They say that the truth is stranger than fiction. This is true, but meaningless. The truth may be strange, indeed, but good fiction is compelling. That’s what makes fiction more real (or more true) than the truth. Fiction speaks to you in ways that the truth never will. The real question is not whether something is truth or fiction, but rather how good it is, either way.
Note for the concerned, erudite, elite, and critical: Not all fiction is truer than truth. Only the best fiction is, but we’re not talking about bad fiction here. Danielle Steele fits here as good fiction. And Nora Roberts. There are good reasons to read DS and NR and James Joyce and Thomas Pynchon. Good fiction is better than truth at helping us understand what is and isn’t true in the world. [See my quote from Kafka in the quotes section of the blog.]
This is why poetry and fiction are utterly essential to life as we know it. The arts make life possible, because only through the arts do we understand how we live together, relate to each other, learn from each other, and build the wherewithal to fall and love (or lust) and propagate the species. This is because the arts are all about that one central feature of humanity that allows us to be who we are: narrative. Not mere communication, the narrative is a story, meta-communication with backstory, protagonists, antagonists, beginnings, middles, ends. Narrative is the essence of being human.
So what happens when we use narrative to relate something that really happened? We all know the old telephone game, and social science verifies in no uncertain terms how deeply flawed narrative is as a way to communicate what really happened, how it happened (which unfortunately stands in for “truth” with lots of people). Eyewitness testimony, it turns out, is an awful way to find the truth and bring people to justice. People remember what they want to remember and tell you the story that’s important to them. As a teacher and trainer of interviewers and researchers I am adamant: The worst way to find out about something is to ask about it directly. That’s because everything we say (including this very post) is really about doing some specific emotional work for the speaker.

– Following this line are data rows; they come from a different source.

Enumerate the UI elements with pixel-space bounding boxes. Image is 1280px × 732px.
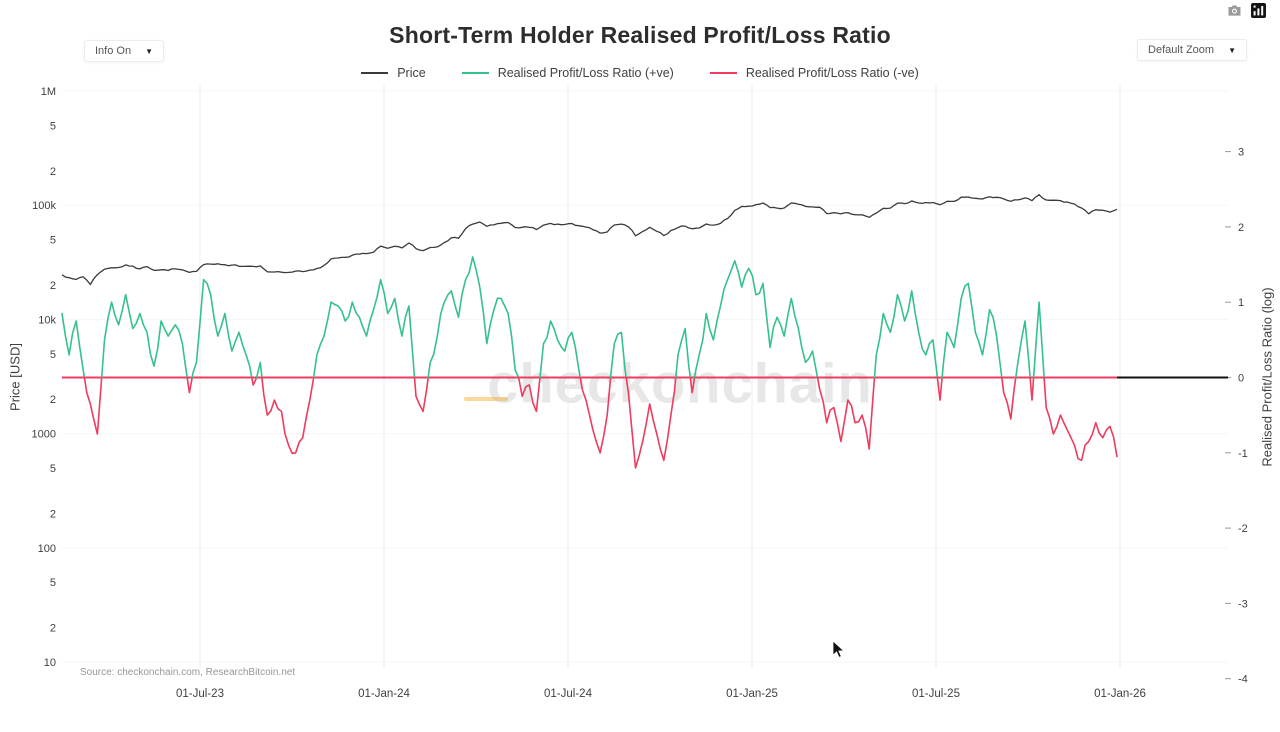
info-dropdown-label: Info On bbox=[95, 45, 132, 57]
x-tick-label: 01-Jul-24 bbox=[544, 688, 593, 700]
ratio-line-negative bbox=[251, 376, 258, 386]
price-tick-label: 2 bbox=[50, 394, 56, 406]
legend-swatch bbox=[361, 72, 389, 74]
price-axis-title: Price [USD] bbox=[7, 343, 23, 411]
legend-swatch bbox=[709, 72, 737, 74]
ratio-line-positive bbox=[693, 259, 819, 379]
price-tick-label: 10 bbox=[44, 657, 56, 669]
ratio-tick-label: -3 bbox=[1238, 598, 1248, 610]
legend-label: Realised Profit/Loss Ratio (+ve) bbox=[497, 66, 674, 80]
legend-swatch bbox=[461, 72, 489, 74]
x-tick-label: 01-Jan-25 bbox=[726, 688, 778, 700]
ratio-tick-label: 1 bbox=[1238, 297, 1244, 309]
watermark: checkonchain bbox=[487, 351, 873, 415]
legend-label: Price bbox=[397, 66, 426, 80]
ratio-line-negative bbox=[689, 376, 696, 394]
ratio-line-negative bbox=[625, 376, 677, 469]
price-tick-label: 1000 bbox=[32, 429, 56, 441]
ratio-line-negative bbox=[936, 376, 943, 401]
ratio-line-negative bbox=[1043, 376, 1118, 462]
ratio-tick-label: 2 bbox=[1238, 222, 1244, 234]
ratio-line-positive bbox=[191, 278, 253, 379]
ratio-axis-title: Realised Profit/Loss Ratio (log) bbox=[1259, 287, 1275, 467]
price-tick-label: 5 bbox=[50, 577, 56, 589]
download-snapshot-button[interactable] bbox=[1227, 4, 1242, 17]
ratio-tick-label: -2 bbox=[1238, 523, 1248, 535]
x-tick-label: 01-Jul-23 bbox=[176, 688, 224, 700]
ratio-line-negative bbox=[517, 376, 541, 413]
cursor-arrow-icon bbox=[832, 640, 845, 658]
mouse-cursor bbox=[832, 640, 846, 664]
ratio-line-negative bbox=[816, 376, 876, 450]
ratio-line-positive bbox=[873, 290, 939, 379]
watermark-underline bbox=[464, 397, 508, 401]
chart-logo-icon bbox=[1251, 3, 1266, 18]
ratio-tick-label: -4 bbox=[1238, 674, 1248, 686]
x-tick-label: 01-Jul-25 bbox=[912, 688, 960, 700]
source-attribution: Source: checkonchain.com, ResearchBitcoi… bbox=[80, 667, 296, 678]
price-tick-label: 10k bbox=[38, 314, 56, 326]
ratio-line-positive bbox=[100, 293, 188, 379]
info-dropdown[interactable]: Info On ▼ bbox=[84, 40, 164, 62]
price-tick-label: 5 bbox=[50, 349, 56, 361]
ratio-line-negative bbox=[1000, 376, 1017, 420]
legend-item-1[interactable]: Realised Profit/Loss Ratio (+ve) bbox=[461, 66, 674, 80]
ratio-line-positive bbox=[61, 312, 86, 379]
ratio-tick-label: 0 bbox=[1238, 373, 1244, 385]
price-tick-label: 2 bbox=[50, 623, 56, 635]
chevron-down-icon: ▼ bbox=[145, 46, 153, 56]
camera-icon bbox=[1228, 5, 1241, 16]
chevron-down-icon: ▼ bbox=[1228, 45, 1236, 55]
ratio-line-negative bbox=[83, 376, 103, 435]
ratio-line-negative bbox=[579, 376, 612, 454]
price-tick-label: 5 bbox=[50, 235, 56, 247]
ratio-line-negative bbox=[186, 376, 193, 394]
price-tick-label: 100k bbox=[32, 200, 56, 212]
ratio-tick-label: -1 bbox=[1238, 448, 1248, 460]
price-tick-label: 2 bbox=[50, 508, 56, 520]
zoom-dropdown[interactable]: Default Zoom ▼ bbox=[1137, 39, 1247, 61]
ratio-line-positive bbox=[674, 327, 692, 379]
x-tick-label: 01-Jan-24 bbox=[358, 688, 410, 700]
ratio-tick-label: 3 bbox=[1238, 147, 1244, 159]
ratio-line-positive bbox=[941, 282, 1003, 379]
ratio-line-positive bbox=[312, 278, 416, 379]
ratio-line-positive bbox=[1032, 301, 1045, 379]
price-tick-label: 100 bbox=[38, 543, 56, 555]
price-tick-label: 1M bbox=[41, 86, 56, 98]
ratio-line-negative bbox=[261, 376, 315, 455]
legend-item-2[interactable]: Realised Profit/Loss Ratio (-ve) bbox=[709, 66, 919, 80]
price-tick-label: 2 bbox=[50, 166, 56, 178]
ratio-line-positive bbox=[1014, 320, 1031, 379]
page-title: Short-Term Holder Realised Profit/Loss R… bbox=[389, 22, 891, 48]
legend-label: Realised Profit/Loss Ratio (-ve) bbox=[745, 66, 919, 80]
ratio-line-positive bbox=[609, 331, 628, 379]
price-tick-label: 5 bbox=[50, 120, 56, 132]
ratio-line-positive bbox=[427, 256, 520, 379]
ratio-line-positive bbox=[255, 361, 263, 379]
price-tick-label: 5 bbox=[50, 463, 56, 475]
zoom-dropdown-label: Default Zoom bbox=[1148, 44, 1215, 56]
ratio-line-positive bbox=[539, 320, 582, 379]
price-tick-label: 2 bbox=[50, 280, 56, 292]
legend-item-0[interactable]: Price bbox=[361, 66, 426, 80]
modebar bbox=[1227, 3, 1266, 18]
price-line bbox=[61, 194, 1118, 286]
ratio-line-negative bbox=[1029, 376, 1035, 401]
x-tick-label: 01-Jan-26 bbox=[1094, 688, 1146, 700]
legend: Price Realised Profit/Loss Ratio (+ve) Rea… bbox=[0, 66, 1280, 80]
chart-logo-button[interactable] bbox=[1251, 3, 1266, 18]
ratio-line-negative bbox=[413, 376, 430, 413]
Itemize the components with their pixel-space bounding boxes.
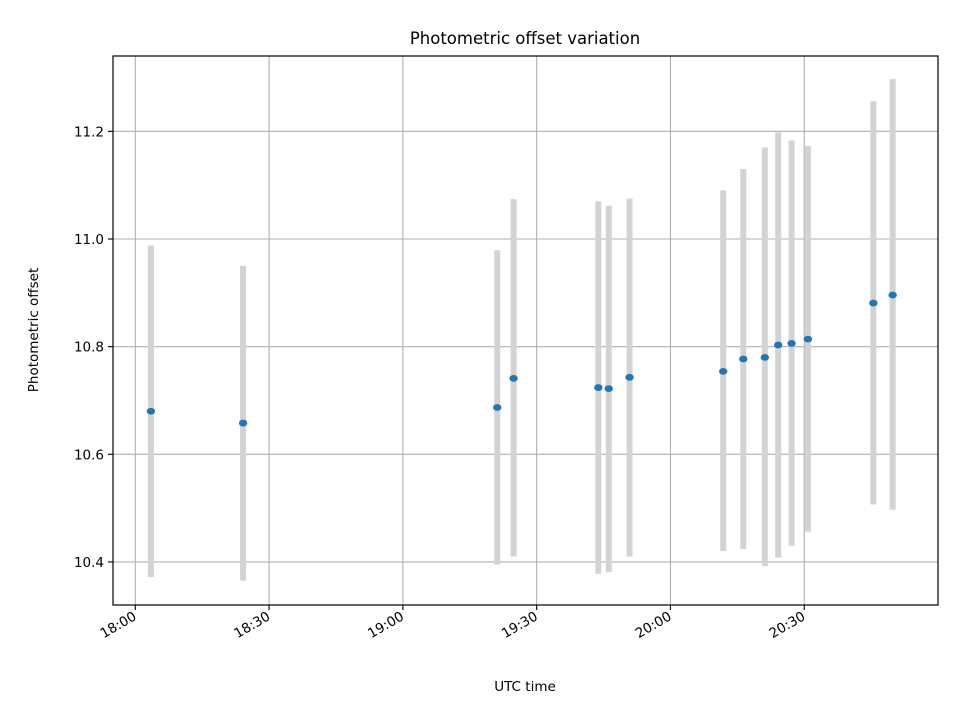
- data-point: [625, 373, 634, 381]
- y-axis-label: Photometric offset: [26, 268, 42, 392]
- data-point: [760, 354, 770, 361]
- grid: [113, 56, 938, 605]
- data-point: [803, 335, 813, 343]
- data-point: [787, 340, 796, 347]
- data-point: [739, 355, 748, 363]
- y-tick-label: 10.8: [74, 340, 104, 356]
- data-point: [493, 404, 502, 411]
- chart-title: Photometric offset variation: [410, 29, 640, 48]
- plot-area: [113, 56, 938, 605]
- data-points: [146, 291, 897, 427]
- data-point: [869, 299, 878, 307]
- y-tick-label: 11.2: [74, 124, 104, 140]
- x-axis-label: UTC time: [494, 679, 556, 695]
- y-tick-label: 11.0: [74, 232, 104, 248]
- y-tick-label: 10.4: [74, 555, 104, 571]
- data-point: [888, 291, 897, 299]
- y-tick-label: 10.6: [74, 447, 104, 463]
- data-point: [594, 384, 603, 391]
- plot-frame: [112, 55, 939, 606]
- data-point: [238, 419, 248, 427]
- data-point: [146, 407, 156, 415]
- data-point: [604, 385, 613, 393]
- data-point: [719, 368, 728, 375]
- data-point: [774, 341, 783, 349]
- data-point: [509, 375, 518, 382]
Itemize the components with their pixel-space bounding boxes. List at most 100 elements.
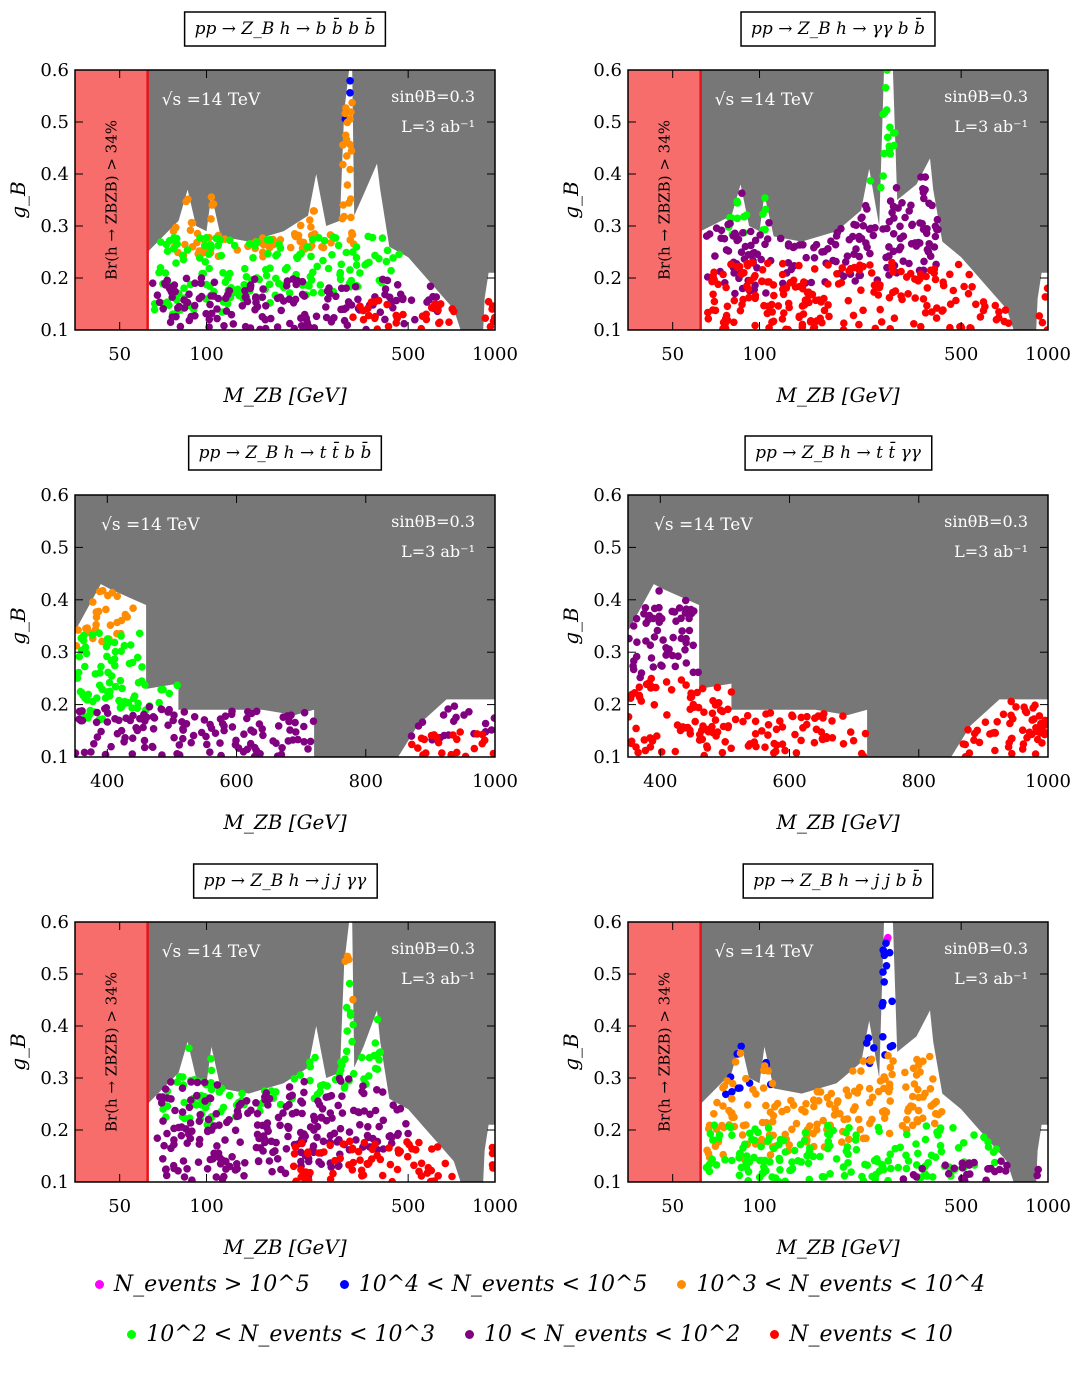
- data-point: [818, 735, 827, 744]
- data-point: [862, 239, 870, 247]
- data-point: [902, 273, 911, 281]
- data-point: [902, 1151, 910, 1160]
- data-point: [677, 676, 686, 684]
- data-point: [128, 750, 137, 757]
- data-point: [343, 1027, 352, 1035]
- data-point: [855, 232, 863, 241]
- data-point: [880, 978, 888, 986]
- data-point: [360, 1107, 369, 1115]
- data-point: [635, 683, 644, 691]
- data-point: [936, 1141, 945, 1150]
- data-point: [185, 290, 193, 299]
- data-point: [949, 1124, 957, 1132]
- data-point: [75, 642, 81, 650]
- data-point: [1012, 703, 1020, 711]
- data-point: [322, 313, 331, 322]
- legend-label: N_events > 10^5: [113, 1272, 310, 1297]
- data-point: [733, 236, 741, 245]
- data-point: [889, 202, 898, 211]
- data-point: [417, 324, 426, 330]
- data-point: [761, 1156, 769, 1165]
- data-point: [628, 634, 633, 643]
- data-point: [346, 165, 354, 174]
- legend-marker: [465, 1330, 474, 1339]
- data-point: [685, 614, 693, 623]
- data-point: [815, 1097, 823, 1105]
- data-point: [177, 1131, 186, 1140]
- data-point: [788, 1125, 796, 1134]
- y-tick-label: 0.1: [593, 747, 622, 768]
- legend-marker: [127, 1330, 137, 1339]
- data-point: [710, 297, 719, 306]
- data-point: [376, 308, 385, 317]
- data-point: [995, 1165, 1004, 1174]
- data-point: [816, 1152, 824, 1161]
- data-point: [187, 1096, 195, 1104]
- data-point: [750, 273, 758, 282]
- data-point: [759, 210, 767, 218]
- data-point: [737, 1163, 746, 1172]
- data-point: [884, 1157, 892, 1165]
- data-point: [1022, 708, 1031, 717]
- data-point: [407, 732, 416, 740]
- data-point: [803, 712, 811, 721]
- data-point: [75, 668, 83, 677]
- data-point: [859, 222, 868, 230]
- data-point: [195, 1140, 204, 1148]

This is a key concept: emotional work. Our stories have a two-fold nature. They convey information, but because we’re usually invested in that information in important personal ways, we tell our stories in ways that satisfy important personal needs. This creates a paradox of truth and fiction, however, because it makes some truths utterly false and irrelevant, and much fiction important, compelling, and utterly true.
The paradox of truth and fiction is revealed in James Frey’s story with Oprah – how he “embellished” his memoir, A Million Little Pieces, to the point at which is was less memoir than perhaps creative non-fiction or even a novel “based on a true story.” It’s worth noting that Frey did try to offer the work as a novel when he started out.
I never read A Million Little Pieces. I read My Friend Leonard, the sequel. I was deeply moved by Frey’s writing and admit I was choked up at the end of Leonard. Frey’s writing style was gripping and compelling and the story he told was true in ways that deeply connected with so many readers. Frey’s work holds up, no matter how embellished it is.
When the truth becomes shrill, does it really matter?
When fiction speaks the truth, it surely does.